Khaled Abdullah: "Early in the morning of August 25 I rushed to the site of an airstrike in Sanaa where first responders were beginning to pull out bodies from the ruins of a flattened building.
The body of Ayah Muhammad Mansour, 7, was recovered, blood and dust covering her face and head. "She is dead," shouted a medic, as people at the site cried, swore and prayed.
The bodies of her siblings were then recovered. Only one sister, Buthaina, aged 4 or 5, survived, with her skull fractured. Twelve civilians were killed in that strike, including Aya and eight of her family members.
As I was taking pictures, I tried my best to curb an urge to cry. Among the first responders was an uncle of Aya's, Saleh Muhammad Saad.
He kept shouting to the people who gathered at the scene to be quiet, so that the rescuers could hear voices of the victims under the ruin of broken concrete blocks and wooden planks.

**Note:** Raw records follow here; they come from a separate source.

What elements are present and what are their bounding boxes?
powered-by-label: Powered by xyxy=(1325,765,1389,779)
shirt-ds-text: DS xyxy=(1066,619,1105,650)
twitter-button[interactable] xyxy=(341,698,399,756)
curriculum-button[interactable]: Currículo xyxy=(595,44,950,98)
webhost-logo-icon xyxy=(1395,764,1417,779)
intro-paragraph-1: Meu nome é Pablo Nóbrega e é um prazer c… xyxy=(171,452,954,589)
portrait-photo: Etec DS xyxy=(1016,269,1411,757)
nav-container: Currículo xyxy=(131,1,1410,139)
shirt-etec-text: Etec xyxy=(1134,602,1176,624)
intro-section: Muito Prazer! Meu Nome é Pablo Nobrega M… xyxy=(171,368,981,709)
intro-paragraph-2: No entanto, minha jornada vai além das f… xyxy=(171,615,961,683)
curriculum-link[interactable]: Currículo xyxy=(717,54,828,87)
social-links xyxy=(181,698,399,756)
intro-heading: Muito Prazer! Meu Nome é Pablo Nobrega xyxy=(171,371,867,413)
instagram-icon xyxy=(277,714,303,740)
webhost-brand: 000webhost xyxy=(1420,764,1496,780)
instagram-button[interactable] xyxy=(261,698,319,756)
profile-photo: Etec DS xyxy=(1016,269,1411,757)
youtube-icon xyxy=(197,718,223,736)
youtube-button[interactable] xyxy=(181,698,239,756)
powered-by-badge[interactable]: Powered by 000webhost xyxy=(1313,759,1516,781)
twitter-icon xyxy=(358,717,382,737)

"I could hear the shouts of one of their (Aya's family) neighbours from under the rubble, and tried to remove the rubble from on top of Muhammad (Aya's father) and his wife, but I couldn't. They died," Saleh said.
"We lifted the rubble and saw first her brother Ammar, who was 3, and her four sisters, all of them dead. I paused a little and just screamed out from the pain. But I pulled myself together, got back there and then heard Buthaina calling."
Covering the grief and agony of this family, and the tragic loss of so many as a result of this man-made catastrophe that my country is going through, made me more determined to convey the picture of what the war is doing to people."